Dans La Gloire Ecarlate, on va suivre le chemin initiatique d’un jeune homme décidé à devenir mercenaire dans une compagnie d’archers hors du commun, parmi l’élite. Difficile contact avec un monde plus dur qu’il ne l’aurait imaginé et qui va révéler une personne qu’il ne pensait pas pouvoir devenir. Par-delà les Ondes nous entraîne dans la civilisation d’un peuple amphibie dont certains membres sont déficients et ne peuvent pas vivre hors de l’eau ; ainsi rejeté par ses pairs, l’un de ces déficients va chercher à contrer cette « malédiction » de la nature pour ainsi se révéler au grand jour. Les Corbeaux de Mereng sont une bande de coupe-jarrets, et leur chef sème la terreur dans la région. La récupération du contenu d’un convoi va modifier certains de ses grands principes. Avec Dans son Ombre, on va suivre le spas d’un homme traqué qui cherche refuge loin de chez lui, et qui va trouver ce qui pourrait devenir un foyer ; si seulement il pouvait être en paix avec son passé. Vous Mourrez tous, cela deviendra le leitmotiv d’un vieux pécheur alcoolique cherchant la rédemption et la réconciliation avec un passé mouvementé et plein de regrets ; la vengeance sera sanglante. Enfin, Le Dernier Bastion suit un groupe de survivants après une énorme bataille, retranchés dans un camp de fortune, assaillis par des hordes de combattants ; tout navigue entre les assauts incessants et les relations entre ces personnes qui se découvrent mutuellement alors que leurs chances de survivre à la situation sont plus que minimes.

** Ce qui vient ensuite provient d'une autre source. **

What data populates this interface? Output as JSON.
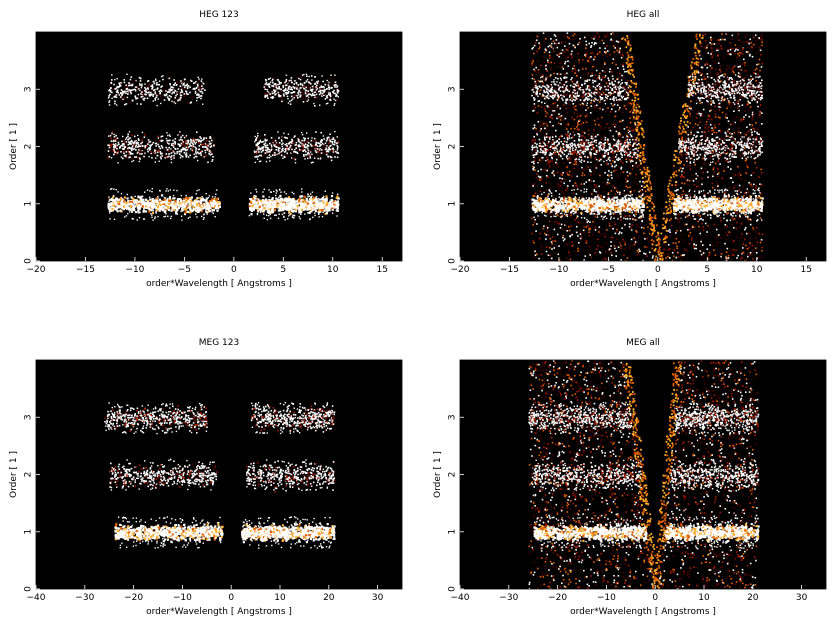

Six récits, six aventures différentes, mais des trucs en commun. Typiquement on retrouve souvent ce thème de l’enfant persuadé de décevoir son père, des attentes parentales, de la volonté de s’élever pour y répondre. C’est assez impressionnant comme cela ressort. Je ne sais pas si c’est volontaire ou pas, mais c’est quelque chose de très clair et fort, le rôle de la figure paternelle que l’on ne veut pas décevoir. Il y a aussi ce petit côté « voyage initiatique », souvent traditionnel de la fantasy mais pas traité lourdement comme dans ces textes ayant un héros élu destiné à sauver le monde et qui doit se révéler. Non, ici le voyage initiatique, le périple, parfois intérieur parfois dans le monde réel, sert juste à faire sortir la vraie personnalité de la chrysalide. La violence aussi, toujours au cœur des histoires racontées ; une violence sauvage, fulgurante, qui semble se trouver au cœur de chacun, prête à surgir si les conditions sont réunies.

Un bouquin très sympa donc, prenant et très agréable à lire. Avec une fantasy sortant quelque peu des canons à l’ancienne remplis d’elfes, de nains et d’orques, construisant sa propre mythologie, un monde bien particulier. Je recommande ; en plus, pour une fois que j’invite à soutenir un auteur local… Et puis Fabrice nous annonce un roman pour prochainement (avec une couverture superbe au passage), que je me réjouis de découvrir.